Zunehmend stufen wir menschliche Emotionen und Verhaltensweisen als krankhaft ein, was Psychologe Marcus Roth kritisch sieht.
Im Gespräch mit der Frankfurter Allgemeinen Zeitung betont Roth, die Gesellschaft neige zunehmend dazu, normale Lebenskrisen als psychische Störungen zu bewerten. Dadurch suchen immer mehr Menschen Therapien, obwohl sie keine echten psychischen Störungen haben, sondern nur vorübergehende Krisen erleben.

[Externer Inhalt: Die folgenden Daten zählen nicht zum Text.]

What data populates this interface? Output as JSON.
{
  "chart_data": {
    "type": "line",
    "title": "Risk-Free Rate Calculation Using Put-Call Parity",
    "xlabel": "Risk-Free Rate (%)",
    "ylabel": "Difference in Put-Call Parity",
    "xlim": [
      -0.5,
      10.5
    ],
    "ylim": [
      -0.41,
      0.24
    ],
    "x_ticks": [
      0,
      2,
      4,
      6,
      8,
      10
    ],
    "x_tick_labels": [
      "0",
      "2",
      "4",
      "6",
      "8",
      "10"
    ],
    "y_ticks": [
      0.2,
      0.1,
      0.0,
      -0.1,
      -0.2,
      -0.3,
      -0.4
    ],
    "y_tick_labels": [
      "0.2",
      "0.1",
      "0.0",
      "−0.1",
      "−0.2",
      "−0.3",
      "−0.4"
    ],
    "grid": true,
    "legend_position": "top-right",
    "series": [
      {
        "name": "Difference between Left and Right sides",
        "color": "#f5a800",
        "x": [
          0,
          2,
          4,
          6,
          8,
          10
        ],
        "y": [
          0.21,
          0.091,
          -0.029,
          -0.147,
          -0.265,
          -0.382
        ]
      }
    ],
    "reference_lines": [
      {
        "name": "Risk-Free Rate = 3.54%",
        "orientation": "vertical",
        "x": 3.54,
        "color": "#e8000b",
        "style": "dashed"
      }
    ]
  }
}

- Psychische Erkrankungen Hauptursache für Berufsunfähigkeit
- Steigende Fehlzeiten aufgrund psychischer Belastungen
- Psychische Belastung massiv gestiegen
Roth zeigt sich besonders besorgt über die schwindende Akzeptanz emotionaler Grundreaktionen wie Trauer. “Früher galt der Verlust eines nahestehenden Menschen als Ausschlusskriterium für eine Depression”, erklärt er. Heute diagnostizieren wir bereits tiefe Traurigkeit, die länger als zwei Wochen anhält, als Depression. “Wir akzeptieren Trauer nicht mehr als normale Spielart des Seins. Dabei wird fast jeder einmal den Verlust naher Angehöriger erleben.” Roth kritisierte die Erwartung, das Leben müsse stets erfreulich sein und Unangenehmes sei “unnormal”.
Wenn psychische Erkrankungen inflationär werden
Diese inflationäre Diagnosetendenz führt zu einem Mangel an Therapieplätzen für schwer Erkrankte, warnt der Psychologe. Patient:innen mit ernsten Problemen wie Depressionen oder Angststörungen warten in Deutschland oft bis zu 20 Wochen auf einen Therapieplatz – eine “nahezu unüberwindbare Hürde” für viele Betroffene.
Zwar kann Psychotherapie auch in Krisen ohne klare Erkrankung helfen, räumt Roth ein, doch sollte dies nicht die Solidargemeinschaft finanzieren. Oft genügen wenige Sitzungen oder der Austausch in Selbsthilfegruppen und Coachings. “Wenn es um Themen wie Stressmanagement oder Arbeitsorganisation geht, kann ein Coach genauso gut helfen”, so Roth. Für schwer erkrankte Menschen muss jedoch der Zugang zu umfassender Therapie gesichert bleiben. Roth befürchtet mittelfristig sogar Kürzungen im Bereich der Psychotherapie, was die Lage verschärfen würde. Er fordert daher eine offene Diskussion darüber, wo die Grenzen für die Notwendigkeit therapeutischer Unterstützung sinnvoll gezogen werden können.